1 O sırada Hizkiya'nın hastalanıp iyileştiğini duyan Baladan oğlu Babil Kralı Merodak-Baladan, ona mektuplarla birlikte bir armağan gönderdi.
2Bunlar Hizkiya'yı sevindirdi. O da deposundaki bütün değerli eşyaları –altını, gümüşü, baharatı, değerli yağı, silah deposunu ve hazine odalarındaki her şeyi– elçilere gösterdi. Sarayında da krallığında da onlara göstermediği hiçbir şey kalmadı.
3 Peygamber Yeşaya Kral Hizkiya'ya gidip, “Bu adamlar sana ne dediler, nereden gelmişler?” diye sordu. Hizkiya, “Uzak bir ülkeden, Babil'den gelmişler” diye karşılık verdi.

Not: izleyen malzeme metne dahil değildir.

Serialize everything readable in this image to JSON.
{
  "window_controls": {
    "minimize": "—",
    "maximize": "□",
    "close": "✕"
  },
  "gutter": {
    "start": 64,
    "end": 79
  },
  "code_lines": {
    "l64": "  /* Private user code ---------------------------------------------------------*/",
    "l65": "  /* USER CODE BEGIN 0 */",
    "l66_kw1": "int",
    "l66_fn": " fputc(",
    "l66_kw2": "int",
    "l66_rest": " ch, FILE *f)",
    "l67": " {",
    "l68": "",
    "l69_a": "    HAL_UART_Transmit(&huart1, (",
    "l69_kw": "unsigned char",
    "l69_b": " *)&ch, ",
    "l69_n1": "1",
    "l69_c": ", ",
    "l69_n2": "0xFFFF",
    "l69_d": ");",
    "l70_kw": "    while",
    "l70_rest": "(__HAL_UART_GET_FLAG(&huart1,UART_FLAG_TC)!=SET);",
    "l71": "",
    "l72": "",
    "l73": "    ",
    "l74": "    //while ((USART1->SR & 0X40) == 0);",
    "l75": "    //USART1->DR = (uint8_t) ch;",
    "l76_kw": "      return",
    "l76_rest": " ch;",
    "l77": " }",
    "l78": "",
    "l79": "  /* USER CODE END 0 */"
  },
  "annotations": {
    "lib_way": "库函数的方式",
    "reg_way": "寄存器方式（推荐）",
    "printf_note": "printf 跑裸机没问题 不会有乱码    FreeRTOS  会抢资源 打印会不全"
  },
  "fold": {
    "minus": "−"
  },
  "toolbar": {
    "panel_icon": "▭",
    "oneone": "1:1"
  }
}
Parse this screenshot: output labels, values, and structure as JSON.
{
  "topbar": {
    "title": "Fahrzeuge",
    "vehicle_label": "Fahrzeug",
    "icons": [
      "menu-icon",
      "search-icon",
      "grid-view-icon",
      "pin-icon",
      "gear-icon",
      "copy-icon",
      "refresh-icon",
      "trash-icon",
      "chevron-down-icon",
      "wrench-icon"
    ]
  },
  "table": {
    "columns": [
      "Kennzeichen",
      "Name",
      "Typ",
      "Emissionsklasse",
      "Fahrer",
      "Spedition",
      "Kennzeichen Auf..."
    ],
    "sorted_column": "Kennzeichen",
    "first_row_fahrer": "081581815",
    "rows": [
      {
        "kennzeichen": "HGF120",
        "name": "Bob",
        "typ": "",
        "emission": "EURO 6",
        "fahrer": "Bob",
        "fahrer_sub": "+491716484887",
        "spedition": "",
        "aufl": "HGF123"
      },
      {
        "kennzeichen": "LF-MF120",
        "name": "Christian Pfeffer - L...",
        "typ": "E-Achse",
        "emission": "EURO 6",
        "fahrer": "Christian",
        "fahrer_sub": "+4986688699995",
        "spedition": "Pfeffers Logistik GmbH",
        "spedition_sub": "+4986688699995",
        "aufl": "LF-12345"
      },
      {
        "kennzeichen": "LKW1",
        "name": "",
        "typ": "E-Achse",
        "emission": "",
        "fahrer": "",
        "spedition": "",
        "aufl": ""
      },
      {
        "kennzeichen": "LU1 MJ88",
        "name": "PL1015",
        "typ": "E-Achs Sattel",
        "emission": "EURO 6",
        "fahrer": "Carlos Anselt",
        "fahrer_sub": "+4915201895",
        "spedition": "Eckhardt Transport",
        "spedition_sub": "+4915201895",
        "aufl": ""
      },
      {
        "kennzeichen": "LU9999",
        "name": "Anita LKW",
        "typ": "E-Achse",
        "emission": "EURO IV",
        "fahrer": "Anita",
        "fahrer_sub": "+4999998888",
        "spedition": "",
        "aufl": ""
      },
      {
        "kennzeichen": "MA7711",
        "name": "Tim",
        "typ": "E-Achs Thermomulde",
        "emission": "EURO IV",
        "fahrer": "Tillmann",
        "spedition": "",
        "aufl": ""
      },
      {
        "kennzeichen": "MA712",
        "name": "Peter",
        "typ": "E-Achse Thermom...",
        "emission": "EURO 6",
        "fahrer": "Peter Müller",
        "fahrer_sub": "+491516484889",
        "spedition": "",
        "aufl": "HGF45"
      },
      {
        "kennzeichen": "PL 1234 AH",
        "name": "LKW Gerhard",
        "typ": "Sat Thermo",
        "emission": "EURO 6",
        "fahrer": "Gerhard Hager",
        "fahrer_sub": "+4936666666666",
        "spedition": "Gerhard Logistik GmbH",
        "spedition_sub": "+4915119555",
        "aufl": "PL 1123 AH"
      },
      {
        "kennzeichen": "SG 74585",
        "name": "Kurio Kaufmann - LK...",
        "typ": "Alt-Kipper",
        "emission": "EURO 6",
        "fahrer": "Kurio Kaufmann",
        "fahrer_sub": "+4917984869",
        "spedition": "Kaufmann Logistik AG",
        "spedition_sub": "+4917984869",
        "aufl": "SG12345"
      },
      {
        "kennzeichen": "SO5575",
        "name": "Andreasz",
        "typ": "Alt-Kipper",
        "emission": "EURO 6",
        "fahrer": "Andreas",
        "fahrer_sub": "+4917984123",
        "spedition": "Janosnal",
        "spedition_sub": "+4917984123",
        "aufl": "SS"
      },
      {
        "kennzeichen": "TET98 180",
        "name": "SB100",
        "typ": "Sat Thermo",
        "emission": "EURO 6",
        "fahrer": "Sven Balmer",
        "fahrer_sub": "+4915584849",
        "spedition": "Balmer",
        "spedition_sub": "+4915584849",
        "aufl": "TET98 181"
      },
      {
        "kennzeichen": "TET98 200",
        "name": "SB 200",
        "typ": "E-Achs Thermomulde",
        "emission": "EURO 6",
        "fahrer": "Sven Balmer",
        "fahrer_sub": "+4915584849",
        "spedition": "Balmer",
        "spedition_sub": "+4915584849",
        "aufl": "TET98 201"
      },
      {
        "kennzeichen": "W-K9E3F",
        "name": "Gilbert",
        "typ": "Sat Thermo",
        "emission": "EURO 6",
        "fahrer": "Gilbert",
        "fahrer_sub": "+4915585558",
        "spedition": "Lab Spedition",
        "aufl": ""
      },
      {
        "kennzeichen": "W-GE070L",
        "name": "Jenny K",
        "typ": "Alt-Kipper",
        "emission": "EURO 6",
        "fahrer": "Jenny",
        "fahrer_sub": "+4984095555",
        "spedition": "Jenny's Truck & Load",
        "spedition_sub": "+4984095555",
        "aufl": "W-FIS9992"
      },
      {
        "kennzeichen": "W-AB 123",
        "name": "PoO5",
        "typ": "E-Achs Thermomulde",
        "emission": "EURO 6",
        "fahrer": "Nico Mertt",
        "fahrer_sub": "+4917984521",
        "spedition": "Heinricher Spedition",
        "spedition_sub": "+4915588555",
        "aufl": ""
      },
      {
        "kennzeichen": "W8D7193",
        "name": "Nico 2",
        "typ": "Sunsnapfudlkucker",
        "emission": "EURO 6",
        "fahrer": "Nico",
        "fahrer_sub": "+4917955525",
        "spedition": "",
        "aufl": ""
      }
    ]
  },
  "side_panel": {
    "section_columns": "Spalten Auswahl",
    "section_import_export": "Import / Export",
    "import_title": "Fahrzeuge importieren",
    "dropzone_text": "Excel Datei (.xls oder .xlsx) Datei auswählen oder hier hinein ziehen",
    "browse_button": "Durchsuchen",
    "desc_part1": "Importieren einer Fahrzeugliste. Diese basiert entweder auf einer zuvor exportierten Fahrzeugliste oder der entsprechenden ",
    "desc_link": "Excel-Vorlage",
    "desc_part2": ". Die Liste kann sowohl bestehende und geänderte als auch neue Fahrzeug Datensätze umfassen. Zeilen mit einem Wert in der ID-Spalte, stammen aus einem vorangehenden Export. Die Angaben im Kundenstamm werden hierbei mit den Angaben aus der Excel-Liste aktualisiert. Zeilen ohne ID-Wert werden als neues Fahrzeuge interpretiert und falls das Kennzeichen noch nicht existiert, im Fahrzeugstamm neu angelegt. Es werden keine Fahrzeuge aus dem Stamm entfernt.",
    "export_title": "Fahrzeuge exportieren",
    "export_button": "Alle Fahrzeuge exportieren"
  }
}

4 Yeşaya, “Sarayında ne gördüler?” diye sordu. Hizkiya, “Sarayımdaki her şeyi gördüler, hazinelerimde onlara göstermediğim hiçbir şey kalmadı” diye yanıtladı.
5 Bunun üzerine Yeşaya şöyle dedi: “Her Şeye Egemen RAB'bin sözüne kulak ver.
6RAB diyor ki, ‘Gün gelecek, sarayındaki her şey, atalarının bugüne kadar bütün biriktirdikleri Babil'e taşınacak. Hiçbir şey kalmayacak.
7 Soyundan gelen bazı çocuklar alınıp götürülecek, Babil Kralı'nın sarayında hadım edilecek.’ ”
8 Hizkiya, “RAB'den ilettiğin bu söz iyi” dedi. Çünkü, “Nasıl olsa yaşadığım sürece barış ve güvenlik olacak” diye düşünüyordu.